Untuk bertemu dengan pelajar Malaysia. Ada ciri yang melekat pada mereka. Sehingga, mudah untuk menenebaknya. "Biasanya mereka menggunakan baju Kurung (baju Khas Melayu)" ungkap Wiwi salah satu mahasiswa Kedokteran yang mengarahkan kami."
            Di Lantai 3 biasanya mereka berkumpul. Terlihat beberapa di antara mereka duduk di depan kelas.Rasa canggung,untuk memulai menyapa. harus cepat diabaikan.
            "Dari Fajar yah" ungkap perempuan berkaca mata itu menyapa kami. Namanya ana salah satu Mahasiswa Asal negeri Jiran yang menuntut Ilmu di Indonesia.
            "Bisa berbahasa Indonesia" kataku. "bisa Sedikit-sedikit". Mulai di ajak ke ruang kelas GA 310 dan memanggil beberapa rekannya untuk berbincang. 
            Hani, salah satunya.Perempuan kelahiran selagor, 30 september 1992, Mulai bercerita "susah waktu pertama di sini, bahasa beda dialek  dan makanan sini sedikit kering, tidak berkuah, kalau di Malaysia tu makanannya berkuah. Tapi, karena sudah 3 tahun di sini sudah bisa mengerti dikit-dikit bahasa sini" Ungkap perempuan berbaju kurung hijau tersebut.
            Baju kurung pun menjadi pilihan utama "jarang pake celana, aturan di sini harus pake rok. makanya, sekarang gunakan baju kurung. Yah, sekaligus panjang sopan dan sudah menjadi kebiasaan menggunakan baju ini. Kalau di Malaysia baju kurung biasanya digunakan saat ada acara, atau hajatan"
            Berbeda halnya dengan Ana. Punya cerita tersendiri selamanya di sini "kami suka di sini, kami suka belajar,di sini teman-teman banyak membantu. waktu di awal-awal memang susah adapatisi. Jadinya, Poinnya (IPK) kurang" ungkapnya dengan logat Melayu.
            Para pelajar Malaysia, umumnya adalah penerima Beasiswa pemerintah Malaysia.

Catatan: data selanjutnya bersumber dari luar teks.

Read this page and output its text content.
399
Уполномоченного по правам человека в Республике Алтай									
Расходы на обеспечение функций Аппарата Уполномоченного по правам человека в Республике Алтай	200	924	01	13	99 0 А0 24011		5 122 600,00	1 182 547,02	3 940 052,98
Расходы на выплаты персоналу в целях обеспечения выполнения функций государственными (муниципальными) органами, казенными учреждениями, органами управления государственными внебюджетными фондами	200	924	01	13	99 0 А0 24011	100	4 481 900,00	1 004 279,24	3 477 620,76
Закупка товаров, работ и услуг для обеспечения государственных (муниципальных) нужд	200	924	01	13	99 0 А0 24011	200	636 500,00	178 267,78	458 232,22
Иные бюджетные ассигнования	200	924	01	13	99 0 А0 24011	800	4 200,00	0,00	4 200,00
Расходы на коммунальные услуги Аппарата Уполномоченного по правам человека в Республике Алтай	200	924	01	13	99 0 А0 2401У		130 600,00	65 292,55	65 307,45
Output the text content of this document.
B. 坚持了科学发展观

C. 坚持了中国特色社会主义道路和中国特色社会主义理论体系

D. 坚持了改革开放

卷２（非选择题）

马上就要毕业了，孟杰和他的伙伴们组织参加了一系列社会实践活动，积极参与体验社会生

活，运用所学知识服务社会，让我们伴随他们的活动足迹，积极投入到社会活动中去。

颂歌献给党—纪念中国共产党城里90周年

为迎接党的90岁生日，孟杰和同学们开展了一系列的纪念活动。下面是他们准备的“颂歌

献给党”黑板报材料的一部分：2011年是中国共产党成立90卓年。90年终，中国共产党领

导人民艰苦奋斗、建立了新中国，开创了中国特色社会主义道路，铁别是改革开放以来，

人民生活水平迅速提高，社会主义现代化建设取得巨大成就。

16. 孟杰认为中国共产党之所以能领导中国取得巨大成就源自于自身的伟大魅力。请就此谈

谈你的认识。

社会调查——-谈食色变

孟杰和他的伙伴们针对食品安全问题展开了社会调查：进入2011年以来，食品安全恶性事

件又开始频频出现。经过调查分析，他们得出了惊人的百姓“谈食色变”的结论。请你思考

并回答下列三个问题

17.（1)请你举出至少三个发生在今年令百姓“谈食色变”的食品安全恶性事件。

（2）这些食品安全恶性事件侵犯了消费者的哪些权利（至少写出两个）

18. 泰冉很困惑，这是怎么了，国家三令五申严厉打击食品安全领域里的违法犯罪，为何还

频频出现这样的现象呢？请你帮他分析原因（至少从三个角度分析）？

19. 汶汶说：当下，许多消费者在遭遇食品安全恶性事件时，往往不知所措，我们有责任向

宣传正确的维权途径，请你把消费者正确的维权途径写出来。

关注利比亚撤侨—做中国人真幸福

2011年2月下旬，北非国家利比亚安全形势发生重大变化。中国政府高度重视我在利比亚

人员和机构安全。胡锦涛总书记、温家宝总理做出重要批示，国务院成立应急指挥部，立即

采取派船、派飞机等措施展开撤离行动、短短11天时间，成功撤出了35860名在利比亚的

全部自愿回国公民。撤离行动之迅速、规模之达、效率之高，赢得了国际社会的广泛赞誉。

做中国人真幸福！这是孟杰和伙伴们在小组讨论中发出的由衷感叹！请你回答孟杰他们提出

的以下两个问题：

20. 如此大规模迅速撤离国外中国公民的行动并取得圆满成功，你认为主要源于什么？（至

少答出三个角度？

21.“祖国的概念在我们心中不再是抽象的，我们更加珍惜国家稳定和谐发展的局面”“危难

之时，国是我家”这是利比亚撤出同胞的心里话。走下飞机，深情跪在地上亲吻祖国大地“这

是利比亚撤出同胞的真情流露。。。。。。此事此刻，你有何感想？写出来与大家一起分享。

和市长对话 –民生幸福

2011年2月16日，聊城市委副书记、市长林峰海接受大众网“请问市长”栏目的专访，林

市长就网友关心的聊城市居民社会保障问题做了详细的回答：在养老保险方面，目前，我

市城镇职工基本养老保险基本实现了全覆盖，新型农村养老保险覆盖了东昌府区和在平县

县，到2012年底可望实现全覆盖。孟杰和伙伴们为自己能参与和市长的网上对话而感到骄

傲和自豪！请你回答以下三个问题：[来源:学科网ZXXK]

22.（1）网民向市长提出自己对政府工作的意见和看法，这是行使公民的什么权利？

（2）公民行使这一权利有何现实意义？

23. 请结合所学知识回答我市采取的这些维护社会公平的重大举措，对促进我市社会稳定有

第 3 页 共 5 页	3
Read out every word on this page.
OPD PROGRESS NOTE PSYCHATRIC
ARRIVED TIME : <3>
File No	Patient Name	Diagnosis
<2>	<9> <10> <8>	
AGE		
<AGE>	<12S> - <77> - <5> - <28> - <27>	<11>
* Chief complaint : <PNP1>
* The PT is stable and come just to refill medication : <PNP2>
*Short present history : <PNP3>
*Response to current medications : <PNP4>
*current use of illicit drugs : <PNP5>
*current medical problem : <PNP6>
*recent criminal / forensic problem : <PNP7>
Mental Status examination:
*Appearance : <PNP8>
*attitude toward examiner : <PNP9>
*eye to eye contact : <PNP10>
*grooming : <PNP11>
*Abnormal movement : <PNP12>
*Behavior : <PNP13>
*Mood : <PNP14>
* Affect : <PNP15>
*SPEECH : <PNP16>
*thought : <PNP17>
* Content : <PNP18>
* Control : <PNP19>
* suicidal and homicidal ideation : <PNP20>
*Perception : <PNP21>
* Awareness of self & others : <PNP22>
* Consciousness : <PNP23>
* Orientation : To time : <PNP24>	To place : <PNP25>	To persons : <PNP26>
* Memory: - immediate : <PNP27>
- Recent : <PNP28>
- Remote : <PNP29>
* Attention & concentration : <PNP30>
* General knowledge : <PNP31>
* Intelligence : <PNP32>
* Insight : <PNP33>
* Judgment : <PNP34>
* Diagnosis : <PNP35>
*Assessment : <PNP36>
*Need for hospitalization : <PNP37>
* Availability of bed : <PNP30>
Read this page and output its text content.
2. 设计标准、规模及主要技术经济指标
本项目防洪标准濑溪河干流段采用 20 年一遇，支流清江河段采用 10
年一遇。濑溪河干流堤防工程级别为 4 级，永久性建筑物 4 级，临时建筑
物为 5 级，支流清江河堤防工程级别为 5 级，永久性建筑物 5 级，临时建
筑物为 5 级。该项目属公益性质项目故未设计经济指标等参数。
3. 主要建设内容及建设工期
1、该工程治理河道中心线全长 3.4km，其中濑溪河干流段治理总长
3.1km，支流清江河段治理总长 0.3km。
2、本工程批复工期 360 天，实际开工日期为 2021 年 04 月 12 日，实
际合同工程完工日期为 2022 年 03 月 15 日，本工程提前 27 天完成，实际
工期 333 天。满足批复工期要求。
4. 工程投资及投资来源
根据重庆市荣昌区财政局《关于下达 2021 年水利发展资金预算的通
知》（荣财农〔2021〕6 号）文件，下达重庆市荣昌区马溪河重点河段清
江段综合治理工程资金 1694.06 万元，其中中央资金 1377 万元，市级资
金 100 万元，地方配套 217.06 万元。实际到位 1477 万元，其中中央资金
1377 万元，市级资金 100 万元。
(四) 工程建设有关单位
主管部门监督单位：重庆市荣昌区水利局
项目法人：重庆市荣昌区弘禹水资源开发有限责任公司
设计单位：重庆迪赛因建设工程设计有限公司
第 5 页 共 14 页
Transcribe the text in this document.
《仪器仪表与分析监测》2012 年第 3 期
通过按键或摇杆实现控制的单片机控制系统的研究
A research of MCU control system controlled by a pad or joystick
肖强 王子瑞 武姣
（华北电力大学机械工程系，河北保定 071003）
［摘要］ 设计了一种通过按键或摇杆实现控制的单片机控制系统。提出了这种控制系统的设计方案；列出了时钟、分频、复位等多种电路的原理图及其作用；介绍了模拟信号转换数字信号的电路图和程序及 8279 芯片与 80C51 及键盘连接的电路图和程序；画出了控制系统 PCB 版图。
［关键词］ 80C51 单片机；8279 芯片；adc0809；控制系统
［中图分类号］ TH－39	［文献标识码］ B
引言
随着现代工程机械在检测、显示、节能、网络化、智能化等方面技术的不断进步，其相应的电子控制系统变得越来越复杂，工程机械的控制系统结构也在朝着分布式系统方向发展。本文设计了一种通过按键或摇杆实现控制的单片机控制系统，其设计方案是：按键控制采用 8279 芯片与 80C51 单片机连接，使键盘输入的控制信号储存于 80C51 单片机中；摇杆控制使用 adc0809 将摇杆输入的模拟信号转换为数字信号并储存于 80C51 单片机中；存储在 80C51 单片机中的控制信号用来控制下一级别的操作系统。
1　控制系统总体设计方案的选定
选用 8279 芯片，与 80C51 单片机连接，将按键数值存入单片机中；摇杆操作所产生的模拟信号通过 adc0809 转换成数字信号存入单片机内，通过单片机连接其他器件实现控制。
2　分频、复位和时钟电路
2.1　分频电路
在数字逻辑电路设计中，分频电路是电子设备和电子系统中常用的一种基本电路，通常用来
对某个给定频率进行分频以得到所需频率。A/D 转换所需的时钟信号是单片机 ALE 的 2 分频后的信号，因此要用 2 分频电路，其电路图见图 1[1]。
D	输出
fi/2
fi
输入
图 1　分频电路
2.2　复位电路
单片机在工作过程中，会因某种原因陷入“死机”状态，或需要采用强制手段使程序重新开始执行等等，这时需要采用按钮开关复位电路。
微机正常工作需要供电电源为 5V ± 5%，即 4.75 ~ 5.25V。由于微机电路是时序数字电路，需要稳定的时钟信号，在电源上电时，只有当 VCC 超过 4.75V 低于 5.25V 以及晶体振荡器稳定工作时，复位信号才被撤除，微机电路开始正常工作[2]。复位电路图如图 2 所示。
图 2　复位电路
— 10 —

Namun,untuk ikut kuliah di Indonesia.Mereka harus menempuh pendidikan persediaan masuk perguruan tinggi selama satu tahun. Setelah dinyatakan lulus, baru kami terbang kemari " ujar Hani menambahkan.
            Di balik semua itu ada harapan besar untuk menjadi seorang dokter. mereka akan menempuh pendidikan di Unhas selama 5 Tahun, 3 Tahun Kuliah dan 2 tahunnya Koas (pendidikan spesialis).
            Makanya,Untuk mengingat keluarga dan kampung halaman, mereka pun punya cara tersendiri untuk mengobati rindu "kami biasa masak sendiri, kue rengas, kria, onde-onde, dan lain-lain" lewat memasak itulah rasa rindunya sedikit terobati.
            Makanan Khas kami jual ke teman-teman di rusunawa. Sebenarnya bukan untuk mencari biaya tetapi menawarkan penawar rindu akan kampong halaman.
            Pengalaman lain yang diceritakan "waktu naik taksi pertama kalinya di Makassar "bercerita soal waktu naik taksi" perbedaan bahasa membuatnya susah dalam berkomunikasi " Pak Pusing" supir taksinya kaget "Pusing” di kira pusing karena muntah. Tapi, kan kalau bahasa Malaysia Pusing itu artinya berputar". kenangnya. (*)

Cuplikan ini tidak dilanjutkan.